Feds Charge Ex-Denali CTO Michael Leeper With Computer Fraud In Columbia Sportswear Hacking Case
Federal prosecutors have accused the former CTO of solution provider Denali Advanced Integration of unlawfully accessing Columbia Sportswear's network to view commercially valuable and private information.
The U.S. Attorney's office has charged ex-Denali CTO Michael Leeper (pictured) with one count of computer fraud, claiming that Leeper remotely and intentionally accessed Columbia's network between March 2014 and October 2016 to gain a commercial advantage. Before joining Denali in March 2014, Leeper spent 14 years in Columbia's IT department, rising to the role of director of technology infrastructure.
"After leaving Columbia, defendant continued to remotely access Columbia's network, accessing and viewing commercially valuable and private information," Billy Williams, U.S. Attorney for the District of Oregon, wrote Thursday in a three-page felony introductory allegations filing.
[Related: Denali Denies Wrongdoing Amidst Claims That Its CTO Hacked Ex-Employer Columbia Sportswear]
If Leeper is convicted of computer fraud, the U.S. attorney's office said he will be required to forfeit any money or proceeds obtained from the alleged hacking as well as any property used to commit or facilitate the hacking. Apparel heavyweight Columbia Sportswear had been a customer of Redmond, Wash.-based Denali, No. 83 on the 2017 CRN Solution Provider 500.
Samuel Kauffman, Leeper's attorney, declined to comment, while Denali did not immediately return a request for comment on this story.
Denali has not been charged with anything by the U.S. Attorney, but is a named defendant in a civil lawsuit filed by Portland, Ore.-based Columbia in March. Denali denied any wrongdoing in the civil case, which is still pending.
In a 19-page lawsuit filed March 1 with the U.S. District Court in Portland, Columbia accuses Leeper of using dummy email accounts on more than 700 occasions to illegally view internal communications concerning deals in which Denali had a financial interest, emails between Columbia and Denali's competitors, and confidential documents related to Columbia's long-range IT budget plans.
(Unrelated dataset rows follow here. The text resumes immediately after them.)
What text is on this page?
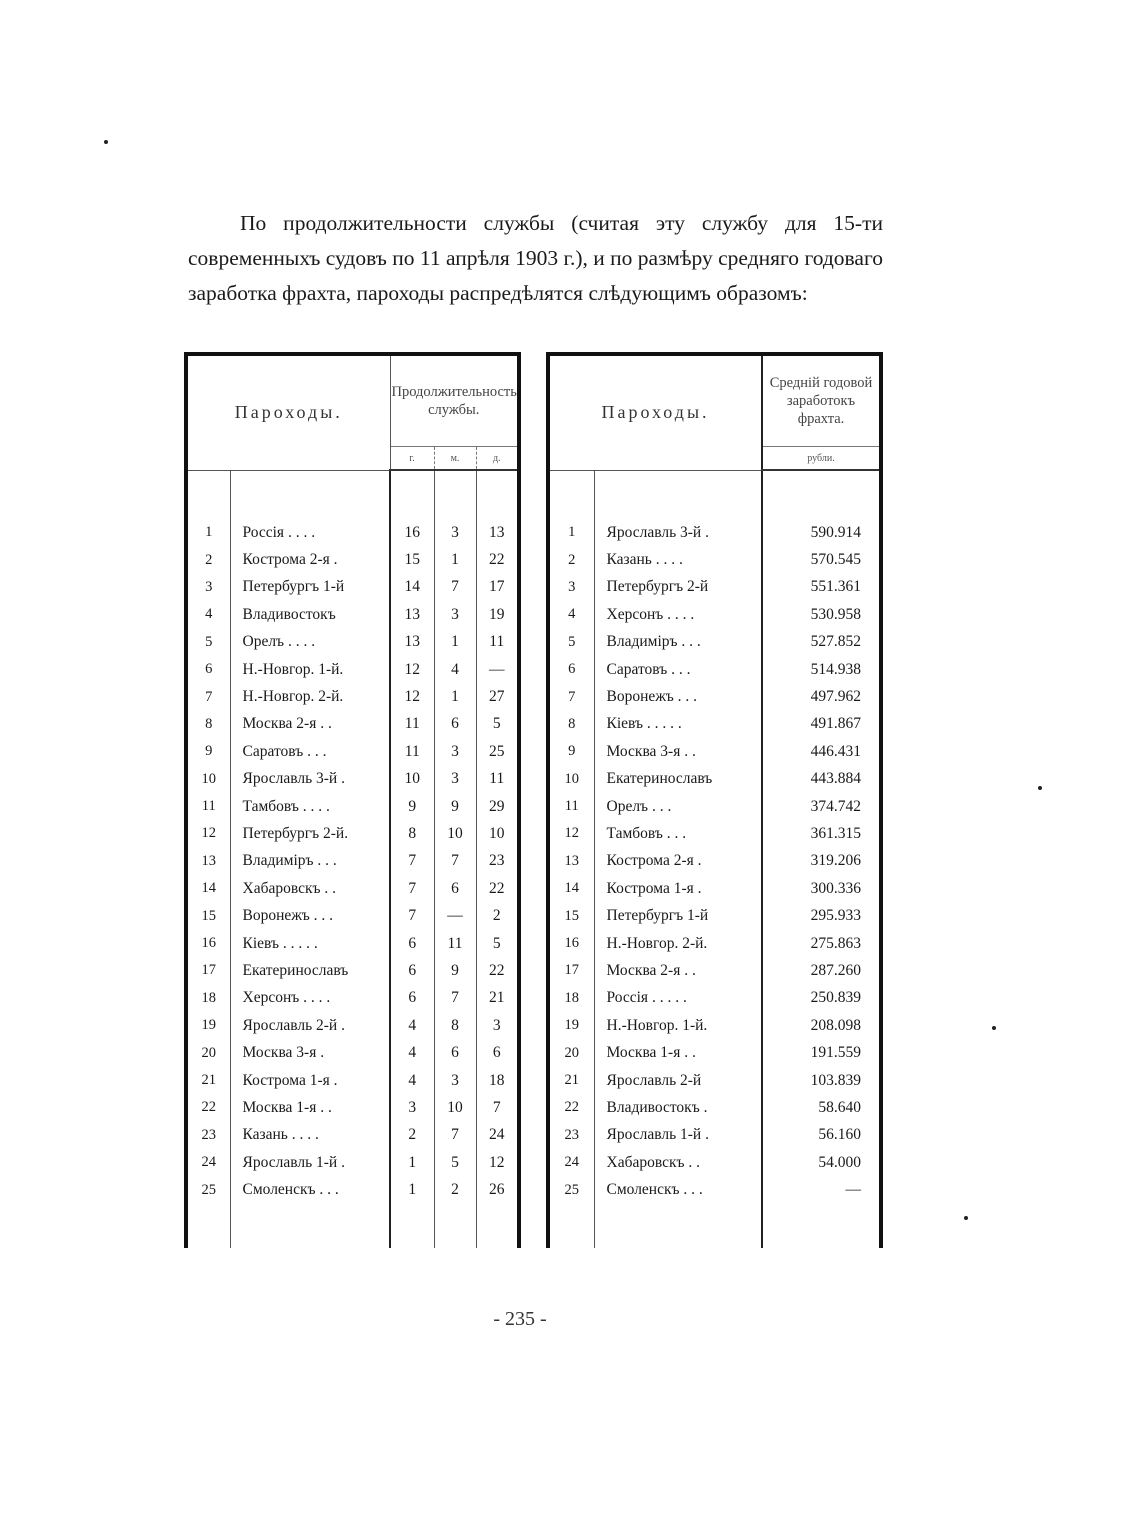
По продолжительности службы (считая эту службу для 15-ти современныхъ судовъ по 11 апрѣля 1903 г.), и по размѣру средняго годоваго заработка фрахта, пароходы распредѣлятся слѣдующимъ образомъ:

Пароходы.		Продолжительность службы.		
		г.	м.	д.

1	Россія . . . .	16	3	13
2	Кострома 2-я .	15	1	22
3	Петербургъ 1-й	14	7	17
4	Владивостокъ	13	3	19
5	Орелъ . . . .	13	1	11
6	Н.-Новгор. 1-й.	12	4	—
7	Н.-Новгор. 2-й.	12	1	27
8	Москва 2-я . .	11	6	5
9	Саратовъ . . .	11	3	25
10	Ярославль 3-й .	10	3	11
11	Тамбовъ . . . .	9	9	29
12	Петербургъ 2-й.	8	10	10
13	Владиміръ . . .	7	7	23
14	Хабаровскъ . .	7	6	22
15	Воронежъ . . .	7	—	2
16	Кіевъ . . . . .	6	11	5
17	Екатеринославъ	6	9	22
18	Херсонъ . . . .	6	7	21
19	Ярославль 2-й .	4	8	3
20	Москва 3-я .	4	6	6
21	Кострома 1-я .	4	3	18
22	Москва 1-я . .	3	10	7
23	Казань . . . .	2	7	24
24	Ярославль 1-й .	1	5	12
25	Смоленскъ . . .	1	2	26

Пароходы.		Средній годовой заработокъ фрахта.
		рубли.

1	Ярославль 3-й .	590.914
2	Казань . . . .	570.545
3	Петербургъ 2-й	551.361
4	Херсонъ . . . .	530.958
5	Владиміръ . . .	527.852
6	Саратовъ . . .	514.938
7	Воронежъ . . .	497.962
8	Кіевъ . . . . .	491.867
9	Москва 3-я . .	446.431
10	Екатеринославъ	443.884
11	Орелъ . . .	374.742
12	Тамбовъ . . .	361.315
13	Кострома 2-я .	319.206
14	Кострома 1-я .	300.336
15	Петербургъ 1-й	295.933
16	Н.-Новгор. 2-й.	275.863
17	Москва 2-я . .	287.260
18	Россія . . . . .	250.839
19	Н.-Новгор. 1-й.	208.098
20	Москва 1-я . .	191.559
21	Ярославль 2-й	103.839
22	Владивостокъ .	58.640
23	Ярославль 1-й .	56.160
24	Хабаровскъ . .	54.000
25	Смоленскъ . . .	—

- 235 -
Denali CEO Majdi Daher told CRN on March 10 that Leeper had been placed on paid leave while the solution provider conducted an investigation into Columbia's allegations with the help of a third-party cybersecurity firm and legal counsel. Four days later, Denali announced in a statement that Leeper's employment with the company had been terminated.
’In conducting our own investigation into claims made by Columbia Sportswear, we discovered that Mike [Leeper] violated Denali policy through his use of a personal laptop that he acquired while employed by Columbia, and that he had used for his work at Columbia,’ Daher said in the March 14 statement. ’This violation spurred his termination.’
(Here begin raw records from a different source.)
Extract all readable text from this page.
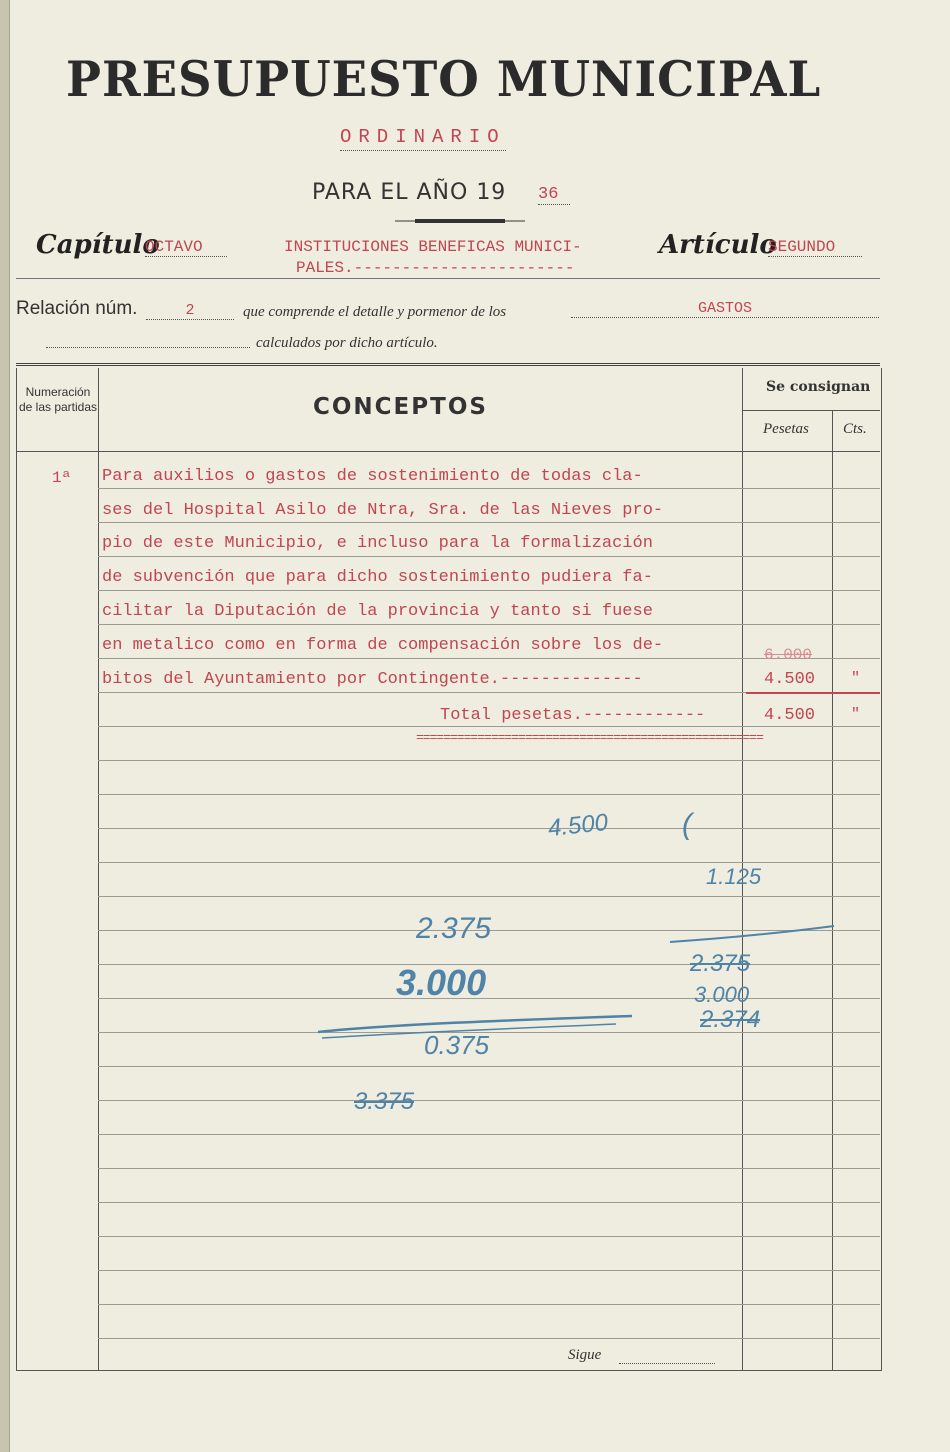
PRESUPUESTO MUNICIPAL
ORDINARIO
PARA EL AÑO 19 36
Capítulo
OCTAVO	INSTITUCIONES BENEFICAS MUNICI-
PALES.-----------------------
Artículo
SEGUNDO
Relación núm.	2	que comprende el detalle y pormenor de los	GASTOS
calculados por dicho artículo.
Numeración de las partidas	CONCEPTOS
Se consignan
Pesetas Cts.
1ª Para auxilios o gastos de sostenimiento de todas cla-
ses del Hospital Asilo de Ntra, Sra. de las Nieves pro-
pio de este Municipio, e incluso para la formalización
de subvención que para dicho sostenimiento pudiera fa-
cilitar la Diputación de la provincia y tanto si fuese
en metalico como en forma de compensación sobre los de-
bitos del Ayuntamiento por Contingente.--------------
6.000
4.500 "
Total pesetas.------------	4.500 "
===================================================
4.500 (
1.125
2.375
3.000
0.375
3.375
2.375
3.000
2.374
Sigue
Nate Beck, formerly a principal architect with Denali, was promoted in March 2017 to be Denali's chief technologist, according to LinkedIn.
As a result of Leeper's time in Columbia's IT department, the company said Leeper had nearly unlimited access to the company's private computer network, including thousands of secure email accounts used by Columbia employees around the world.
One day before Leeper left Columbia, the company alleges he created a separate, unauthorized account under a false name so that he could continue accessing Columbia's private computer network. Leeper was one of very few Columbia employees authorized to both create new accounts and give existing accounts permission to access otherwise forbidden parts of the network, according to the lawsuit.
Columbia has additionally accused Leeper of giving a dormant service network account several new permissions that would allow a user of the account to access other Columbia employees' email accounts.
In total, Columbia alleges Leeper hacked into at least eight of its employees' email accounts during the late summer and early fall of 2016, and additionally accessed other documents and information stored on Columbia's network.
Columbia said it detected Leeper's intrusions while implementing an upgrade to its email system during the summer of 2016. The company said it reported the matter to the FBI and began monitoring Leeper's two unauthorized accounts.
Columbia is seeking economic and punitive damages, attorneys' fees, and an order prohibiting Denali and Leeper from using any unlawful Columbia information they still possess, according to the lawsuit.